Ecuador’s top diplomat in New Jersey denounced as "undemocratic" the decision of the mayor of Union City to ban an Ecuadorian event scheduled for Friday because of the expected appearance of President Rafael Correa.

Union City (NJ) Mayor Brian Stack rescinded the permit for the event under the pressure of Cuban exiles who objected to the visit by Correa because of his support for Cuba’s communist regime and association with Iranian President Mahmoud Ahmadinejad.

At a press conference in New Jersey on Thursday, Ecuador Consul General Jessica Escala Maccaferri called Stack’s move “undemocratic” and said the decision had been disrespectful to Correa and the Ecuadorian-American community, according to published reports.

Maccaferri said that Correa would visit New Jersey, nonetheless – only he would be going to Elizabeth, a city that is next Newark, instead. The cultural event that had been planned to take place at Union City High School was going to be held at the Ritz Theater, a private venue, she said.

Cuban exile leaders quickly mobilized after learning in recent days that Correa, who has been criticized for his close alliances to Cuban leaders Raul and Fidel Castro, as well as Venezuelan President Hugo Chavez, was to be the featured guest at the Friday event. Correa is in the New York area to attend the United Nations General Assembly.

On Wednesday, a day after meeting with the Cuban exile leaders, as well as members of the Venezuelan and Ecuadorian communities in New Jersey, Stack announced that he did not want Correa in Union City.

Stack cited Correa’s controversial political positions – which include prosecuting journalists in Ecuador who produce stories that are critical of him or his government – and his alliances with the Castro brothers, Chavez and  Ahmadinejad.

“Even associating with such regimes sends a terrible message to the world and condones the many evils that have been imposed on the residents of those nations,” said Stack in a statement. “ For these reasons, I refuse to welcome President Correa to Union City."

Media organizations in Ecuador carried news about the controversy.

Meanwhile, Stack’s decision has been the subject of debate on the Internet and emails, including among Cuban-Americans.

Sergio Gatria, one of the exiles involved in the meeting with Stack about Correa, said in an email exchange with several others that it was wrong to have Correa use a taxpayer-funded facility – the high school – to promote his politics in what had been pitched as a cultural event featuring Ecuadorian entertainment. The Ritz, he said, was a private location that the Ecuadorians were renting.

In another email, which carried the signature of Cuban jazz artist Paquito D’Rivera, who lives in New Jersey, Stack’s decision was criticized as “dangerous” and “legally questionable.”

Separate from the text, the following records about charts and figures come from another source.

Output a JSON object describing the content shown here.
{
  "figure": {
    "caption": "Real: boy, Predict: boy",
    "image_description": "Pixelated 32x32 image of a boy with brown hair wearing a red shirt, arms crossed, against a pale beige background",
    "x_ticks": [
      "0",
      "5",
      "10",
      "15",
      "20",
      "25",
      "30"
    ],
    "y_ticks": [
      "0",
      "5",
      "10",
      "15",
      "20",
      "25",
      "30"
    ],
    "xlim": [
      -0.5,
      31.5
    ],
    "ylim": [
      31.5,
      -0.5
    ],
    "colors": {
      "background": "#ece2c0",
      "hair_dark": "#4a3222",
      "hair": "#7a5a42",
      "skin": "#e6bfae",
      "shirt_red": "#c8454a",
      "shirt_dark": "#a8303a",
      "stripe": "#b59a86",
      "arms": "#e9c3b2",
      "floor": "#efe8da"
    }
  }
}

The email attributed to D’Rivera said that while he shared the disdain for Correa, Chavez and the Castro brothers, he did not agree with censoring a legitimately elected leader such as Correa.

It would have been more effective, the email said, to have Correa appear at the high school, and have a huge demonstration against him all along Bergenline Avenue. That, said the email, would have been “much more effective (and enjoyable), without going outside the boundaries of democratic principles."